JSMR booked IDR 2.2tn gain from the divestment of PT JJC in 4Q22, bringing its FY22 net profit to IDR 2.7tn (+70.1% YoY). In FY23, JSMR seeks to divest 30% from its 99% stake in JTT at ~3x PBV, with a potential gain of up to IDR10.2tn. The proceeds from the divestment will likely be used to support the construction of the toll road projects in the company’s pipeline. JSMR has allocated IDR 8-10tn of Capex for 2023 and plans to increase tariffs on 10 of its operating toll roads. We reiterate our BUY rating with a DCF-based TP of IDR 4,900, implying an FY23F EV/EBITDA of 9.0x (-1.08SD of its 5-year EV/EBITDA mean).

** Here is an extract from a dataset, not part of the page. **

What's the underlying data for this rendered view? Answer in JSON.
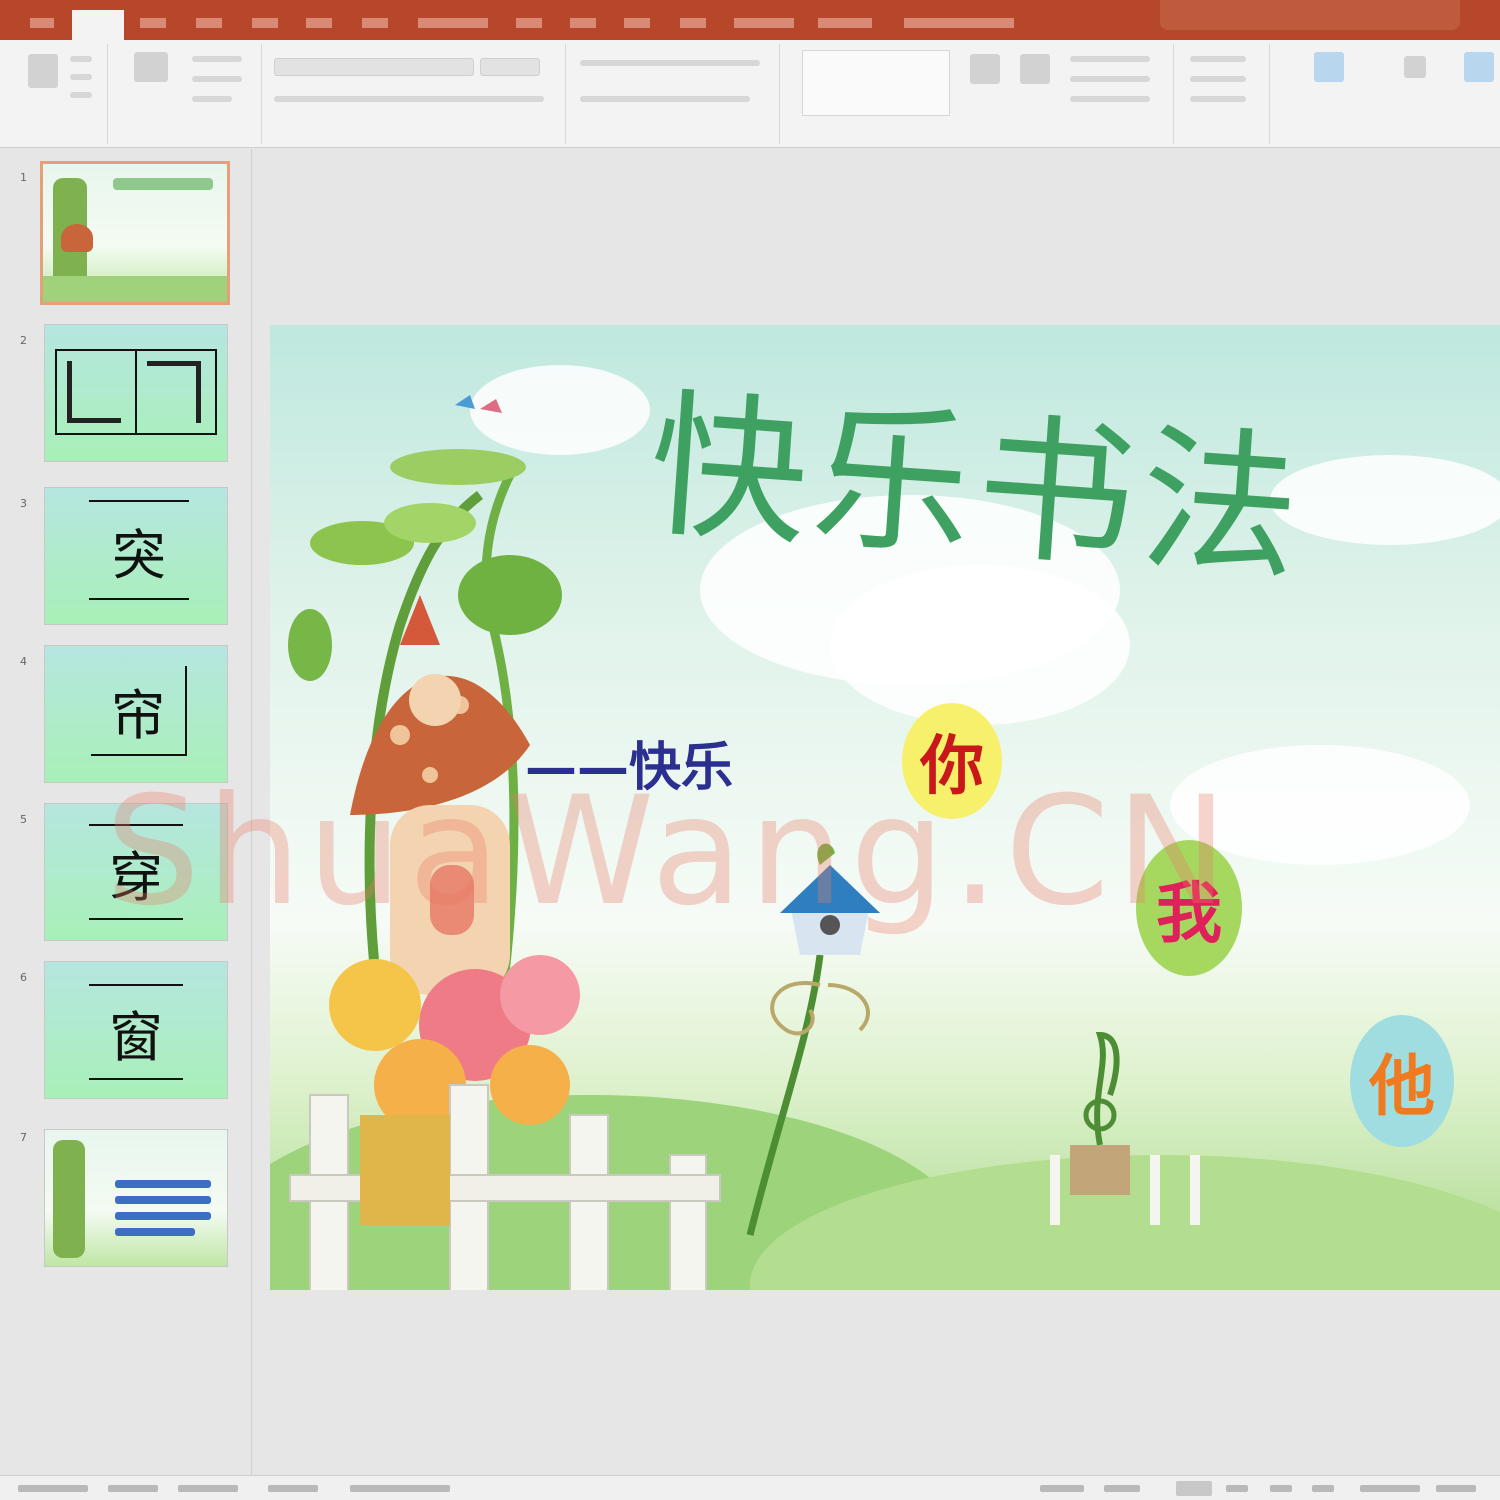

Positive impact from the divestment of JJC. After booking an IDR 2.2tn gain from the divestment of PT JJC in 4Q22 (total transaction value: IDR 4.03tn [2.1x PBV]), JSMR’s net profit rose +70.1% YoY, reaching IDR 2.7tn. In FY23, JSMR seeks to divest 30% from its 99% stake in JTT at ~3x PBV, which we believe could yield a positive EPS impact for the company. Using JTT’s current book value of IDR 17tn, the proceeds from the divestment could reach up to IDR15.3tn with a potential gain of up to IDR 10.2tn (using PBV of 3x). We haven’t incorporated the gain from the divestment into our forecast, but it could increase the company’s FY23 net profit to IDR 12.5tn vs. our forecast for FY23 of IDR 2.2tn.
Potential for balance sheet deleveraging. The fund proceeds from the divestment will likely be used to support the construction of the toll road projects in the company’s pipeline; Kediri-Kertosono, Probolinggo-Besuki, dan Yogyakarta – Banyurejo. In FY23, JSMR plans to operate two new toll roads spanning ~35 km, and the company has allocated IDR 8-10tn of Capex, more than FY22 (IDR 4-5tn), although still lower than the 5-year average (2018-2022) (IDR 12.2tn). It is worth noting that in FY22, the company's net gearing ratio stood at 1.7x, and the proceeds could help lower the ratio to 0.9x in FY23.
Toll road tariffs adjustment in 2023. This year, JSMR will increase tariffs on 10 of its operating toll roads; BORR, Ngawi-Kertosono, Sedyanto, Medan Kualanamu Tebing Tinggi, Cinere-Serpong, Semarang-Solo, Semarang-Batang, Gempol-Pasuruan, dan Solo-Ngawi, to keep up with the domestic inflation (4-5%). Hence, we see the company will be able to reach its toll road revenue growth target of 10-15% YoY. Furthermore, mobility seems to have recovered with JSMR’s average daily traffic (LHR) until December 2022 reaching 3.3 million vehicles (15.58% YoY). We also predict that traffic volume will continue to increase in FY23, especially ahead of Eid.
BUY with a TP of IDR 4,900. Considering several factors, including 1) potential gain from JTT divestment which could be used as additional Capex, 2) increase in toll roads tariffs, and 3) recovering mobility, we reiterate our BUY rating on JSMR with a DCF-based TP of IDR 4,900, implying an FY23F EV/EBITDA of 9.0x (-1.08SD of its 5-year EV/EBITDA mean). Risks: 1) delayed divestment plan, 2) lower-than-expected mobility.